The General Linear Test can be used to test for significance of multiple parameters of the model at the same time. Generally, the significance of all those parameters which are in the Full model but are not included in the Reduced model are tested, simultaneously. The F test statistic is defined as

\(F^\ast=\dfrac{SSE(R)-SSE(F)}{df_R-df_F}\div \dfrac{SSE(F)}{df_F}\)

Where F stands for “Full” and R stands for “Reduced.” The numerator and denominator degrees of freedom for the F statistic is \(df_R - df_F\) and \(df_F\) , respectively.

Here are the results for the GLM with all the data intact. There are 23 degrees of freedom total here so this is based on the full set of 24 observations.

General Linear Model: Yield versus, Batch, Pressure

Factor Type Levels Values
Batch fixed 6 1, 2, 3, 4, 5, 6
Pressure fixed 4 8500, 8700, 8900, 9100
Analysis of variance for Yield, using Adjusted SS for Tests
Source DF Seq SS Adj SS Adj MS F P
Batch 5 192.252 192.252 38.450 5.25 0.006
Pressure 3 178.171 178.171 59.390 8.11 0.002
Error 15 109.886 109.886 7.326    
Total 23 480.310        
S = 2.70661 R-Sq = 77.12% R-Sq(adj) =64.92%
Least Squares Means for Yield
Pressure Mean SE Mean
8500 92.82 1.105
8700 91.68 1.105
8900 88.92 1.105
9100 85.77 1.105
Main Effects Plot (fitted means) for Yield

When the data are complete this analysis from GLM is correct and equivalent to the results from the two-way command in Minitab. When you have missing data, the raw marginal means are wrong. What if the missing data point were from a very high measuring block? It would reduce the overall effect of that treatment, and the estimated treatment mean would be biased.

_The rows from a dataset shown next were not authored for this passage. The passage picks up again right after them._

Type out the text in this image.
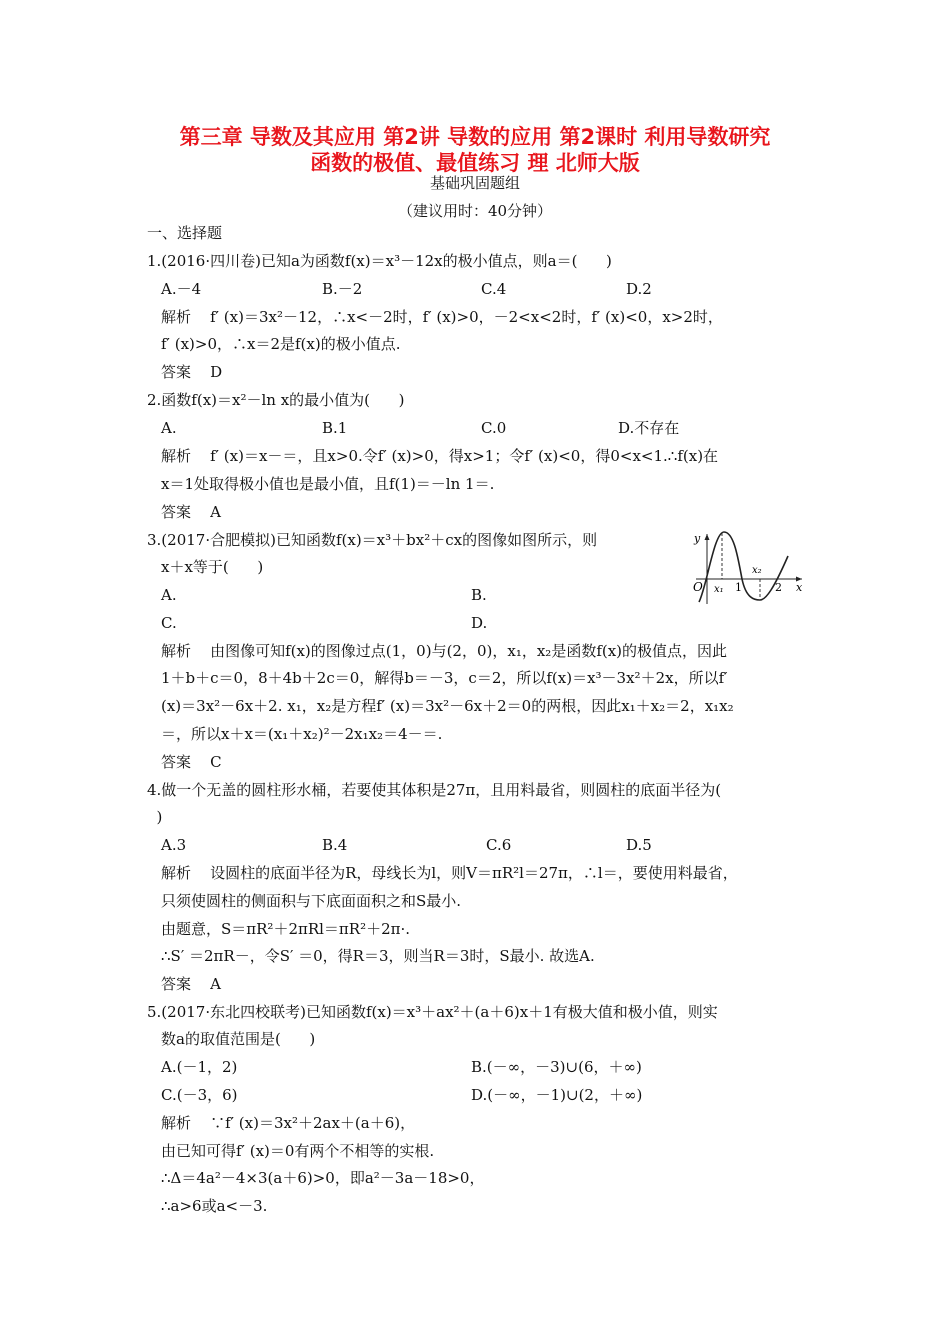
第三章 导数及其应用 第2讲 导数的应用 第2课时 利用导数研究
函数的极值、最值练习 理 北师大版
基础巩固题组
（建议用时：40分钟）
一、选择题
1.(2016·四川卷)已知a为函数f(x)＝x³－12x的极小值点，则a＝(      )
A.－4	B.－2	C.4	D.2
解析    f′ (x)＝3x²－12，∴x<－2时，f′ (x)>0，－2<x<2时，f′ (x)<0，x>2时，
f′ (x)>0，∴x＝2是f(x)的极小值点.
答案    D
2.函数f(x)＝x²－ln x的最小值为(      )
A.	B.1	C.0	D.不存在
解析    f′ (x)＝x－＝，且x>0.令f′ (x)>0，得x>1；令f′ (x)<0，得0<x<1.∴f(x)在
x＝1处取得极小值也是最小值，且f(1)＝－ln 1＝.
答案    A
3.(2017·合肥模拟)已知函数f(x)＝x³＋bx²＋cx的图像如图所示，则
x＋x等于(      )
A.	B.
C.	D.
y
O x₁ 1
x₂
2 x
解析    由图像可知f(x)的图像过点(1，0)与(2，0)，x₁，x₂是函数f(x)的极值点，因此
1＋b＋c＝0，8＋4b＋2c＝0，解得b＝－3，c＝2，所以f(x)＝x³－3x²＋2x，所以f′
(x)＝3x²－6x＋2. x₁，x₂是方程f′ (x)＝3x²－6x＋2＝0的两根，因此x₁＋x₂＝2，x₁x₂
＝，所以x＋x＝(x₁＋x₂)²－2x₁x₂＝4－＝.
答案    C
4.做一个无盖的圆柱形水桶，若要使其体积是27π，且用料最省，则圆柱的底面半径为(
)
A.3	B.4	C.6	D.5
解析    设圆柱的底面半径为R，母线长为l，则V＝πR²l＝27π，∴l＝，要使用料最省，
只须使圆柱的侧面积与下底面面积之和S最小.
由题意，S＝πR²＋2πRl＝πR²＋2π·.
∴S′ ＝2πR－，令S′ ＝0，得R＝3，则当R＝3时，S最小. 故选A.
答案    A
5.(2017·东北四校联考)已知函数f(x)＝x³＋ax²＋(a＋6)x＋1有极大值和极小值，则实
数a的取值范围是(      )
A.(－1，2)	B.(－∞，－3)∪(6，＋∞)
C.(－3，6)	D.(－∞，－1)∪(2，＋∞)
解析    ∵f′ (x)＝3x²＋2ax＋(a＋6)，
由已知可得f′ (x)＝0有两个不相等的实根.
∴Δ＝4a²－4×3(a＋6)>0，即a²－3a－18>0，
∴a>6或a<－3.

Above you have the least squares means that correspond exactly to the simple means from the earlier analysis.

We now illustrate the GLM analysis based on the missing data situation - one observation missing (Batch 4, pressure 2 data point removed). The least squares means as you can see (below) are slightly different, for pressure 8700. What you also want to notice is the standard error of these means, i.e., the S.E., for the second treatment is slightly larger. The fact that you are missing a point is reflected in the estimate of error. You do not have as many data points on that particular treatment.

Results for: Ex4-1miss.MTW

General Linear Model: Yield versus, Batch, Pressure

Factor Type Levels Values
Batch fixed 6 1, 2, 3, 4, 5, 6
Pressure fixed 4 8500, 8700, 8900, 9100
Analysis of variance for Yield, using Adjusted SS for Tests
Source DF Seq SS Adj SS Adj MS F P
Batch 5 190.119 189.522 37.904 5.22 0.007
Pressure 3 163.398 163.398 54.466 7.50 0.003
Error 14 101.696 101.696 7.264    
Total 22 455.213        
S = 2.69518 R-Sq = 77.66% R-Sq(adj) =64.99%
Least Squares Means for Yield
Pressure Mean SE Mean
8500 92.82 1.100
8700 91.08 1.238
8900 88.92 1.100
9100 85.77 1.100

The overall results are similar. We have only lost one point and our hypothesis test is still significant, with a p-value of 0.003 rather than 0.002.

Here is a plot of the least squares means for Yield with all of the observations included.

plot

Here is a plot of the least squares means for Yield with the missing data, not very different.

plot

Again, for any unbalanced data situation, we will use the GLM. For most of our examples, GLM will be a useful tool for analyzing and getting the analysis of variance summary table. Even if you are unsure whether your data are orthogonal, one way to check if you simply made a mistake in entering your data is by checking whether the sequential sums of squares agree with the adjusted sums of squares.